EGG: Epitope Generation Gateway
A modular Snakemake pipeline for personalized neoantigen discovery and prioritization using patient-specific gene co-expression networks.
Overview
EGG is a comprehensive computational workflow for identifying and prioritizing tumor neoantigens from DNA and RNA sequencing data.

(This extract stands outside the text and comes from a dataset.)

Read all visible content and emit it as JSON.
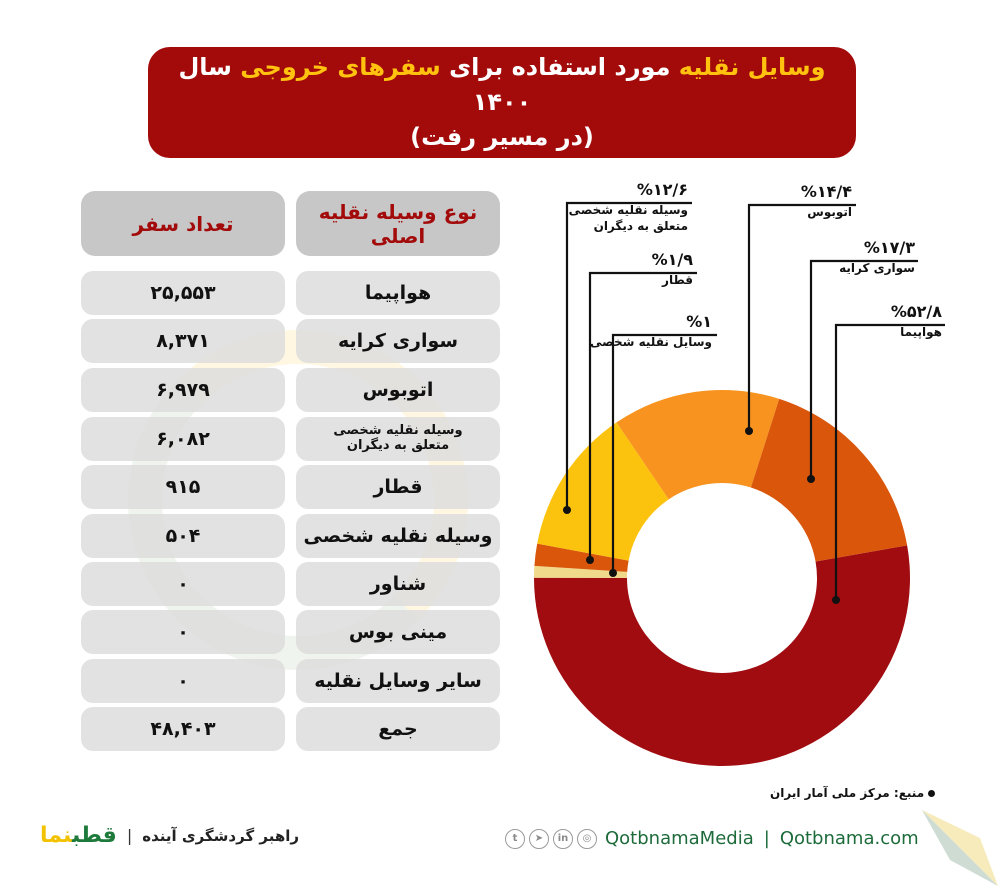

Unlike traditional neoantigen prediction pipelines that focus solely on sequence-level features, EGG integrates patient-specific gene co-expression networks to identify neoantigens in biologically central and functionally relevant contexts.
Key Features
- Modular Architecture: Seven independent Snakemake modules can be run separately or as a complete workflow
- Multi-source Neoantigen Detection: Identifies neoantigens from:
- Somatic mutations (SNVs and indels)
- Gene fusions
- Alternative splicing events
- Network-based Prioritization: Uses LIONESS-derived personalized co-expression networks to assess functional importance
- Automated Setup: Automatically downloads references, installs dependencies, and configures environments
- Reproducible: Containerized tools (Docker) and versioned environments (Conda) ensure consistent results
What Makes EGG Different?
EGG goes beyond traditional binding affinity predictions by incorporating:
- Gene co-expression network topology to identify functionally critical genes
- Protein-protein interaction data (HumanNet-XN) to prioritize biologically relevant candidates
- Network centrality metrics that capture a gene's importance to tumor cell function in particular related to resistance to cancer evolution and immune evasion
- Consensus scoring that integrates network features with orthogonal evidence (DepMap essentiality, binding affinity, expression)
Pipeline Implementation
EGG is implemented as a Snakemake workflow cosisting of seven separate modules. where each module corresponds to a dedicated .smk file that can be executed independently or as part of an end-to-end run.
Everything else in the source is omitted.